Welche Bedeutung kommt einer schriftlichen Erklärung des Schädigers am Unfallort zu?
Siehe dazu etwa OLG Nürnberg, Urt. v. 29.03.2022 – 3 U 4188/21, NJW-Spezial 2022, 425 [aus den Entscheidungsgründen]:
„c) Schließlich kann im Rahmen der Beweiswürdigung der am Unfalltag vom Beklagten zu 1) gefertigte und von ihm, dem Zeugen H. und der Mitfahrerin des Beklagten zu 1) unterschriebene Unfallbericht – wonach am Sattelzug der linke Fahrtrichtungsanzeiger gesetzt war – nicht außer Acht gelassen werden.

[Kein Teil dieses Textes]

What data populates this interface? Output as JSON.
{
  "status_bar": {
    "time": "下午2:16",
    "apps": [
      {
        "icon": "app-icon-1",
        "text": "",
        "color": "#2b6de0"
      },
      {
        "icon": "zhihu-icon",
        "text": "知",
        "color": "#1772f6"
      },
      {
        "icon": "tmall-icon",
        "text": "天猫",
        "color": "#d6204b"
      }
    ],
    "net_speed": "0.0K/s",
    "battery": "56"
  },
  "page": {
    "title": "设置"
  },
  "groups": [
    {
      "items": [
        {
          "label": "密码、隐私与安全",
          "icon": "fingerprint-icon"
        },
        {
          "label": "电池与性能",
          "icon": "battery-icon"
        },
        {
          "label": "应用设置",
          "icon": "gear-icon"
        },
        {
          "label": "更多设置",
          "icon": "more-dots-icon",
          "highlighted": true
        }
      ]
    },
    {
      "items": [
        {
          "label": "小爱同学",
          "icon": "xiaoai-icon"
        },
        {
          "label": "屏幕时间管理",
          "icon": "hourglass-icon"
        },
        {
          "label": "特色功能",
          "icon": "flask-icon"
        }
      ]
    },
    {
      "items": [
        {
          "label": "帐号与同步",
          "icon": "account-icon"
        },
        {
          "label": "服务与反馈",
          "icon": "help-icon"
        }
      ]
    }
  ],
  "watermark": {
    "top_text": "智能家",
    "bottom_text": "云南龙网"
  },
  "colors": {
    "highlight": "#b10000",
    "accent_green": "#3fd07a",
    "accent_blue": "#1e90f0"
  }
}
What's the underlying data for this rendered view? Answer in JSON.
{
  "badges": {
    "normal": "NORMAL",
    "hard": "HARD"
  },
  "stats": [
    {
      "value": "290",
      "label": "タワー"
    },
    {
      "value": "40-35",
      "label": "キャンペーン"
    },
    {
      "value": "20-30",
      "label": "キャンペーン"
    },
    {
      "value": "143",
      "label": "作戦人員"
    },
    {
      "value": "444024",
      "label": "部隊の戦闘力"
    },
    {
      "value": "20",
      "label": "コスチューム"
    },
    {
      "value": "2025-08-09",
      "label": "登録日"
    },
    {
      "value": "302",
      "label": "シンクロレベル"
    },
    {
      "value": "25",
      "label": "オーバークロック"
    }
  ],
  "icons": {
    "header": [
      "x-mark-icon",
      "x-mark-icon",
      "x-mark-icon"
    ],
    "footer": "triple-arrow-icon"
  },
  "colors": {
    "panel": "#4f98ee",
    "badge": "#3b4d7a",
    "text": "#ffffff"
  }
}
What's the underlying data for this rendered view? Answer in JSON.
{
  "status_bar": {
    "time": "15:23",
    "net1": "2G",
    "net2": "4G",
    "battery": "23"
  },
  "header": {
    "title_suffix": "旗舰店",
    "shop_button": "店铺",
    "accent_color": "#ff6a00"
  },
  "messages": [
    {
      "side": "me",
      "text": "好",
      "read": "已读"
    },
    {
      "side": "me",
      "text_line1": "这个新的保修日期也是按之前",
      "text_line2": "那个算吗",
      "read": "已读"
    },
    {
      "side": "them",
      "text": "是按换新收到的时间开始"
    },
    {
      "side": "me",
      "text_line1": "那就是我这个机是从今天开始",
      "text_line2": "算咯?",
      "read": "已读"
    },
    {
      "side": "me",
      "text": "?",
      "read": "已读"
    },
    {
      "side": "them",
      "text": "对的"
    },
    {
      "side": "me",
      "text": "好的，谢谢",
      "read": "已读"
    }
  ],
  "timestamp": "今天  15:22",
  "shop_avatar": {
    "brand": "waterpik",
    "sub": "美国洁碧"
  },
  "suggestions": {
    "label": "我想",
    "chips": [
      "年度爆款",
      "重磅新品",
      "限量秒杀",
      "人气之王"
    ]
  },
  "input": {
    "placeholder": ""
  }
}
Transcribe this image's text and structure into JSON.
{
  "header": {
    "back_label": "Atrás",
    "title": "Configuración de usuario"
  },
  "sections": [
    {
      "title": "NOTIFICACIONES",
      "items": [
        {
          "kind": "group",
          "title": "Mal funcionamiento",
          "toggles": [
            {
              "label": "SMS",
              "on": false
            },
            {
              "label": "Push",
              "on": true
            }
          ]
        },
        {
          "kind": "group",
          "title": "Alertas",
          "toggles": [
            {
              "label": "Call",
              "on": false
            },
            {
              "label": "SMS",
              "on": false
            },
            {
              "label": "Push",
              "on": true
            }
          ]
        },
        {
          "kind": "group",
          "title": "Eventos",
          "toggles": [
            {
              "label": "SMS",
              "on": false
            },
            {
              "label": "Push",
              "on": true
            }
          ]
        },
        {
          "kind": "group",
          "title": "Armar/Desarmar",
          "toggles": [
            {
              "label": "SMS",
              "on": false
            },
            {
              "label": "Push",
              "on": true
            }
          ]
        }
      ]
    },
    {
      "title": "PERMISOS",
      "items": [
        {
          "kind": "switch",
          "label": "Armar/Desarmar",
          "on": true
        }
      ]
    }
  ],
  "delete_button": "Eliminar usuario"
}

Einer schriftlichen Einlassung am Unfallort kommt als nicht rechtsgeschäftliches Anerkenntnis im Rahmen der Beweiswürdigung Bedeutung zu (BGH, NJW 1976, 1259; BGH, NJW 1984, 799; OLG Bamberg, VersR 1987, 1246; OLG Saarbrücken, NJW 2011, 1820). Rückt der Anerkennende später von seiner Erklärung ab, so wird er, falls nicht auch das übrige Beweisergebnis gegen seine Schuld spricht, dem Richter plausibel machen müssen, weshalb er sich zu dem objektiv falschen Anerkenntnis hat bewegen lassen. Dies wird ihm umso schwerer fallen, je konkreter seine Erklärung war (Greger, in Greger/Zwickel, Haftungsrecht des Straßenverkehrs, 6. Aufl. 2021, § 16 Rn. 16.56). Im Rahmen der Beweiswürdigung ist auch zu berücksichtigen, ob das Anerkenntnis zu einer Beeinträchtigung der Beweismöglichkeiten des Gegners geführt hat, z.B. weil er im Hinblick hierauf auf die Zuziehung der Polizei verzichtete (Greger, a.a.O. § 16 Rn. 16.56).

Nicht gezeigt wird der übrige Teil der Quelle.